O Supremo Tribunal Federal (STF) pediu explicações à presidente Dilma Rousseff sobre a Lei 13.269, que aprova o uso da fosfoetanolamina no país. O uso da substância, conhecida como "pílula do câncer", foi autorizado por lei sancionada há uma semana pela presidente. Médicos e a Agência Nacional de Vigilância Sanitária (Anvisa) são contra o dispositivo legal.
A decisão, proferida pelo ministro Marco Aurélio Mello, do STF, foi uma resposta à Ação Direta de Inconstitucionalidade da Associação Médica Brasileira (AMB), alegando que a lei libera o uso de uma substância que não passou pelos testes clínicos necessários para comprovar segurança e eficácia. O prazo para as explicações é de cinco dias, a partir da publicação da decisão, emitida na quarta-feira.
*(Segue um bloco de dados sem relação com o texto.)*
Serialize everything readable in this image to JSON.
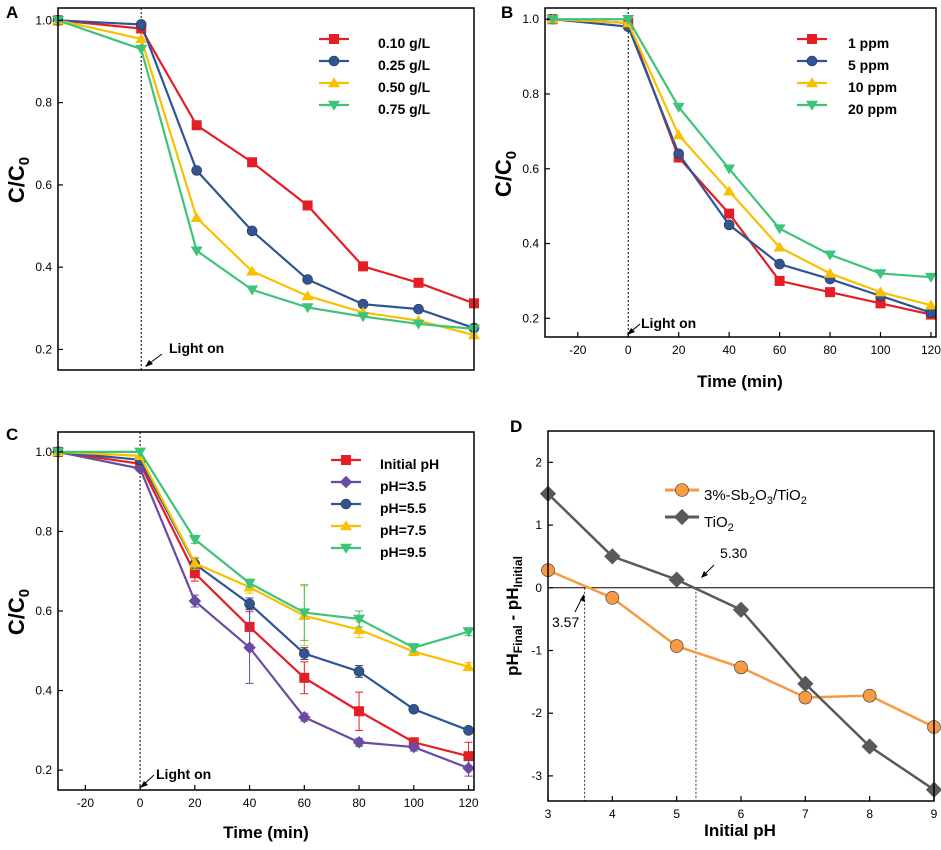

– A nossa preocupação é que essa lei, na maneira que está colocada, permite que uma substância que a gente não conhece de maneira técnica, embasada em testes de segurança e eficacia, seja liberada para os pacientes sem registro no Ministério da Saúde ou na Anvisa. É uma grande violação da legislação que hoje regula o uso de medicamentos – detalhou o diretor da AMB, José Bonamigo.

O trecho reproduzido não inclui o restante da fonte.